Struggling to Rise in Suburbs Where Failing Means Fitting In (New York times)
The Latin American Youth Center, whose Maryland branch Jesselyn sought help from, can be thought of prosaically as a social services agency or more grandly as a modern settlement house -- kin to the centers of immigrant aid that arose more than a century ago. If these poorest families are to succeed, as many previous ones did, their progress may depend in part on the efforts of such groups.

The problems of young people like Jesselyn are sometimes called failures of assimilation. But they can also be seen as assimilation to the wrong things: crime, drugs and self-fulfilling prophecies of racial defeat.

As Jesselyn tells it, she assimilated to the surrounding values of gangsta rap. Writing in her eighth-grade yearbook, she celebrated friends as "my nigga!" and labeled enemies "crackers," "bamma" and "whyte."
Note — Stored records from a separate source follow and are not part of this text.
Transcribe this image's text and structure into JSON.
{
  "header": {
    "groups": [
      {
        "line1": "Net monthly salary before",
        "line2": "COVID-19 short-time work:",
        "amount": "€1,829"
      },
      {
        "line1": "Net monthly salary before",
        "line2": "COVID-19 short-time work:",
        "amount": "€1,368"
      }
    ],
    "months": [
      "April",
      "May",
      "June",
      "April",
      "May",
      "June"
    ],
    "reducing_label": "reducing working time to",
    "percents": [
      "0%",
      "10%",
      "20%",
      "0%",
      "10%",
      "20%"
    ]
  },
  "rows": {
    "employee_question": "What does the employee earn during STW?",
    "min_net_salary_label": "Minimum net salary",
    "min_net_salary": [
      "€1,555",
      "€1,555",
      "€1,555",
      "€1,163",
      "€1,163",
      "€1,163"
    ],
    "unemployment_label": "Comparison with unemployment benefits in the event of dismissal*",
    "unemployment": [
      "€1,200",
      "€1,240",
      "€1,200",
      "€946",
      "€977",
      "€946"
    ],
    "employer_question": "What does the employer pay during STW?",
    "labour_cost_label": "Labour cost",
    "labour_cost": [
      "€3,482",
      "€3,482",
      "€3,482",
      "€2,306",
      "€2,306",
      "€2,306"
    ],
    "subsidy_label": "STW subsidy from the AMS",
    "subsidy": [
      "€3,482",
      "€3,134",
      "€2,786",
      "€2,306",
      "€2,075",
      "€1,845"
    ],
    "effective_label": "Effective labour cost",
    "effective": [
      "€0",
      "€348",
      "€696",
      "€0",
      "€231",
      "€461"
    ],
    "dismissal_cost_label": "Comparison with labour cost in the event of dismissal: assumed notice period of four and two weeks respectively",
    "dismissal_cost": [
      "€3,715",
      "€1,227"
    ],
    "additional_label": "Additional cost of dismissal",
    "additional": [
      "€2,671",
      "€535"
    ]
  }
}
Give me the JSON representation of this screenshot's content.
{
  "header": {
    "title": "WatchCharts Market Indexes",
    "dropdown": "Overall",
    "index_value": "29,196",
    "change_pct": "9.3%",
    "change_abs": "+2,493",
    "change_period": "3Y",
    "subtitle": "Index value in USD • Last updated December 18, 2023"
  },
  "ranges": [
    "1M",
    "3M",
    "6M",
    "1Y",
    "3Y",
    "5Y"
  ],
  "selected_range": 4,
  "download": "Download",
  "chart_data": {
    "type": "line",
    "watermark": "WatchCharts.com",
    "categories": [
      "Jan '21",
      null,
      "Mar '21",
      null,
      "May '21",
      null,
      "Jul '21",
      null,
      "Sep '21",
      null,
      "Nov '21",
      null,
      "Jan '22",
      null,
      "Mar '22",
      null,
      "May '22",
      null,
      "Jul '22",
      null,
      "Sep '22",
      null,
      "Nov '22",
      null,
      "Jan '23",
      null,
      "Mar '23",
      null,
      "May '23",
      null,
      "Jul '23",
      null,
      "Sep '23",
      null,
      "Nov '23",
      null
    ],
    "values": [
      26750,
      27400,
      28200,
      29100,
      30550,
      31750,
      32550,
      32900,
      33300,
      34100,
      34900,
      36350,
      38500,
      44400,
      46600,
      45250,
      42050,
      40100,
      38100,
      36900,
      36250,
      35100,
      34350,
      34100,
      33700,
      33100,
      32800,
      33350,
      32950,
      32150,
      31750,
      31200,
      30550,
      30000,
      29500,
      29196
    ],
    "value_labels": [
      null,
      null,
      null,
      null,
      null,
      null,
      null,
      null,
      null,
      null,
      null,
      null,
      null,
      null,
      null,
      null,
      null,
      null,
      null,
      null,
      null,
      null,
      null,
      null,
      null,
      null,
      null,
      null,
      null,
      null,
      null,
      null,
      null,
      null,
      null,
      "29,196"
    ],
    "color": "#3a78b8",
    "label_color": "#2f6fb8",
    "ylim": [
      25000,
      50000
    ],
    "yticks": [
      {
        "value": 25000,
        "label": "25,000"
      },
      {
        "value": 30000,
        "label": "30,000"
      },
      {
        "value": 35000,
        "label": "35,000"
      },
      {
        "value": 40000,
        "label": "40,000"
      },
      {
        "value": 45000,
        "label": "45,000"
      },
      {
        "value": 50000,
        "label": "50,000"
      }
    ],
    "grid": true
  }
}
"If you're Hispanic, people already expect you to steal, to fight, to be rude, to be ghetto," Jesselyn said. "If everyone thinks wrong of you, eventually you’re going to start thinking wrong about yourself."
Regarding the last paragraph: sorry, no. Jesselyn chose the culture that fits her character. If an immigrant assimilates to the values advanced in gangsta rap, he has no one to blame but himself. Coming from a poor family and having been poor most of my life, I know that poverty is no excuse. (Oh, but what am I thinking? I forgot that I was born with a silver spoon of white privilege in my mouth ....) Jesselyn is quick to blame others for expecting the worst from her. Who might these "people" be? Whites, of course. Whites are to blame for all her choices, her problems, her very identity, it seems. Now, if "people" were expecting the worst from me, I wouldn't take to gangsta rap, but set out to prove them wrong. Either that, or I wouldn't give a damn what others thought. I suspect that most whites would do the same.